Mitch Daniels says he’s not running for president for family reasons. Maybe.  I don’t doubt that his wife’s wishes figured into Daniels’ decision, but it’s likely that, along with Haley Barbour, Mitch sees the road to the Republican nomination running through Cuckooland.

Rational men stay clear of irrational callings, and much as I hate to quote Charles Barkley on any subject other than dribbling basketballs, the Auburn blowhard had it right when he said, “The Republican party has lost its mind.”

How else to explain a bloviating horse’s ass like Donald Trump running up double-digit numbers in Republican polls – not to mention the presidential aspirations of the twitter-brained Sarah Palin and her airhead doppelganger Michele Bachmann?

Once the party of Lincoln produced women like Clare Booth Luce and Margaret Chase Smith, either of whom could have qualified as serious presidential candidates, but who today would be blown away by the same inhabitants of the cuckoo’s nest that last year defeated Utah’s conservative Senator Bob Bennett and helped re-elect Harry Reid by nominating Sharron Angle as his Republican opponent in neighboring Nevada.

So why did Daniels and Barbour drop out of the race? A guess: Early on, Daniels suggested we might give the social issues a rest, then had to spend the next three months backtracking; while Barbour took heat from the Cuckooland establishment because he had the subversive idea that we ought to rethink our commitment in Afghanistan.

Rational men, rational decisions.
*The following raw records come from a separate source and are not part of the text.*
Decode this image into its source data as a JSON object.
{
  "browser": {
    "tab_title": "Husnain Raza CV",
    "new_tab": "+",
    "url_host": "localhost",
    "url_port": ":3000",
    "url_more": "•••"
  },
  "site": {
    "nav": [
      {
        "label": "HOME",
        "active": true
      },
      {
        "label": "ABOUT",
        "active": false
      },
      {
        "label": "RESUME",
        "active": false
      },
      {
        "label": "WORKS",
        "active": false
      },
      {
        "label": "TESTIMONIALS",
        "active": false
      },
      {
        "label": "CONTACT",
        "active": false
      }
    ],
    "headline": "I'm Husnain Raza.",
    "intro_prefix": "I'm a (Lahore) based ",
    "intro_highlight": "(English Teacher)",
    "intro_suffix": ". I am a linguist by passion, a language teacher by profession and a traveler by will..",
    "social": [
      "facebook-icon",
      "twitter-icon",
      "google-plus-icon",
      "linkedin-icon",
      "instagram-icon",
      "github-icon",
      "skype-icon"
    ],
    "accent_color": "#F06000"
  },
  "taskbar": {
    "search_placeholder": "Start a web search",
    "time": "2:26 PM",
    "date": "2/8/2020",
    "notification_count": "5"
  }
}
Other than political crackpots like Bachmann or pandering flippers like Mitt Romney, who needs to spend the next 18 months hyperventilating about secession, same-sex marriage, and the socialist secular plot to override the Constitution with Sharia law?

And what would my political mentor Barry Goldwater think about all this? Can’t say, but if he were alive I know he wouldn’t be running. Too much baggage for the cuckoos: His wife, Peggy, was a card-carrying member of Planned Parenthood.